I have multiple vals that I need to calculate based on input in one constructor, but which may be previously calculated and provided as arguments to another constructor. I can’t have either constructor be primary because I can’t calculate them all in one line. How do I initialize vals in the body of secondary constructors?

Example please :wink:

You can’t define property in a secondary constructor that are nod defined in a primary once. Because otherwise it would be undefined for the primary constructor. In Java you can always leave it undefined and therefore null or default primitive value. In kotlin it is prohibited due to null safety. So either you define the property in the main constructor and call it from the secondary constructor, or (the better way) you redesign your code to avoid secondary constructor altogether.

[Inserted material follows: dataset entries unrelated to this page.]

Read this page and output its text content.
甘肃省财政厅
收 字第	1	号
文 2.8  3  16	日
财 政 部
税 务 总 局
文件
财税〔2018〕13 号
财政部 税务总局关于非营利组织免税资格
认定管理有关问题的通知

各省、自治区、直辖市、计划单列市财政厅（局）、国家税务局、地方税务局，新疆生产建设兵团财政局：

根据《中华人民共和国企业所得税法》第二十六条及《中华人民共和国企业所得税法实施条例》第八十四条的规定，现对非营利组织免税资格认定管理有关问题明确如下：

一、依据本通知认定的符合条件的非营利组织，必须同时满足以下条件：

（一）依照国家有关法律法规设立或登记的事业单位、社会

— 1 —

@darksnake I can redesign to use static or companion object factory methods. Some people say that’s good practice anyway, but IMO either everything should be factory methods or nothing, and it can’t realistically be everything without redesigning the language itself.
It seems like I just have to make members that really should be vals nullable vars instead so that they can be null until initialized. So I have to choose between null safety and immutability.

It works just like you’d expect if you don’t have a primary constructor.

class Foo {
    val x: String
    constructor (x: String) { this.x = x } 
    constructor (i: Int) { x = i.toString() } 
}

Private functions defined in the file or companion scope can be used to calculate values to pass to another constructor.